History Notes - wrap up for 2025
History Notes
The last Notes for 2025 – how quickly the year has gone.
First of all, apologies for failing to put ‘PTO” on last weeks notes and we missed the section on former residents and their comments. Other names, apart from the Sofis girls who we knew so well including Christine, Sue Hancock, Libby White and cousin, Peter Witten. How much Barraba has changed over the years!
This year has been very busy with more visitors and lots of enquiries. We managed to overcrowd the Museum with the Smith Family reunion in November. Hope they enjoyed their visit as much as our members did.
Two days later we had a Senior Citizens lunch which was also enjoyed by everyone who attended.

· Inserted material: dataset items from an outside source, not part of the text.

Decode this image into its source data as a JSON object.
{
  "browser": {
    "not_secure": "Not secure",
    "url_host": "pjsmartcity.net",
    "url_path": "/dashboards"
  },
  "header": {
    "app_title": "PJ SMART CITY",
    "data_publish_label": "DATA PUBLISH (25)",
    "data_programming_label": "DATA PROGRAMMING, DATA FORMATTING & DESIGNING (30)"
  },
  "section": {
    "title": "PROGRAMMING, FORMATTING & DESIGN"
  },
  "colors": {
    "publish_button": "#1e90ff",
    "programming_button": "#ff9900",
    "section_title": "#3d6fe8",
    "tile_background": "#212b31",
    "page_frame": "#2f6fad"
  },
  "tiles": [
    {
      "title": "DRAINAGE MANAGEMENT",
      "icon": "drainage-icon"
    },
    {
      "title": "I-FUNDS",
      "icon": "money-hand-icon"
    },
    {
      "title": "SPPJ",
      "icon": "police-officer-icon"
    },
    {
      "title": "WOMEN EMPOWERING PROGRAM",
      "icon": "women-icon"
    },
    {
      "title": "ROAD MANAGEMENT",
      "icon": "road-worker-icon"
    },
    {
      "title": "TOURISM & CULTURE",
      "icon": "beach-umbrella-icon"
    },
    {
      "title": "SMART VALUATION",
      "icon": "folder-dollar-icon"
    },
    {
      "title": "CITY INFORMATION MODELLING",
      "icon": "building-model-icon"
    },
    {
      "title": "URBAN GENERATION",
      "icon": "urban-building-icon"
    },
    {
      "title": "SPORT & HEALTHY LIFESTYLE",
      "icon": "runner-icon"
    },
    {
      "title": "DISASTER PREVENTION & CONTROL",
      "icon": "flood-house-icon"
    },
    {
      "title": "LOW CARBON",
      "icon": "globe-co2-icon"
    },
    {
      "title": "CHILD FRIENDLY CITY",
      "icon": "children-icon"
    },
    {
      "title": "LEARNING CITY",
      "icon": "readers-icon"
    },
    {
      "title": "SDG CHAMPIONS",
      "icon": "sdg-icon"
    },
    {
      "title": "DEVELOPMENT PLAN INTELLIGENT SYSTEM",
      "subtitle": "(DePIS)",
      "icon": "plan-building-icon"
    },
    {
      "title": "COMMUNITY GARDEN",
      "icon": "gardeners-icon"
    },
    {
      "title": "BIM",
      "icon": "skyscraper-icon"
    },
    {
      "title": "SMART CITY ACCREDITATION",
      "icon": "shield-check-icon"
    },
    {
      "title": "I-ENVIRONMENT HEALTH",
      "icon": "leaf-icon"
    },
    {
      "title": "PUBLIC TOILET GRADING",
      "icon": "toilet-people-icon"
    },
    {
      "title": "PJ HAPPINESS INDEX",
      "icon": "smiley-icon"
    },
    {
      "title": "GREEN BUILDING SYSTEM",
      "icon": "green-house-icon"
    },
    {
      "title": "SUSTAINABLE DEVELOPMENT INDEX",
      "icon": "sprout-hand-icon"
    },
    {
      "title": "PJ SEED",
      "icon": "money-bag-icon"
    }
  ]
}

During the year we have managed some renovations to give more area for display and provide more cement paths for our senior citizens safety. Unfortunately, we are still waiting for safety rails but no doubt they will come before too long.
Hopefully the Horton Valley file will be completed over the next couple of months – several families have proved to be a bit hard to trace but time for research has been the main problem.
There is a lot of history in E.L. Bates memoirs as well as the book published by the Bingara Historical Society to read. Mr Bates virtually grew up in the Valley and wrote about a lot of different people as well as the animals and birds he saw. He was five when he settled in the Valley with his mother and stepfather and grown-up when he moved away. Some of his family were in Bingara but he gradually moved down the Hunter Valley, living at Eccleston near Paterson for quite a while, later moving further down towards Newcastle. Les Bates described an over-loaded truck in one of his letters –
“One morning, I think it was 1923/4 a lorry came past Kingsland. They pulled up for a while, to get some water, it was one of Roly Hungerford’s, a little yellow/brown Federal, built to carry three and a half tons. It was on its way to Rocky Creek crossing and between cement, timber, iron, wheelbarrows, picks and shovels and all sorts of working gear, plus seven men and their camping and cooking gear, plus a week’s tucker and spare clothes!!”
It was probably carrying 7 ½ tons. How did they climb Bells Mountain and how did they get safely down the mountain to Upper Horton village?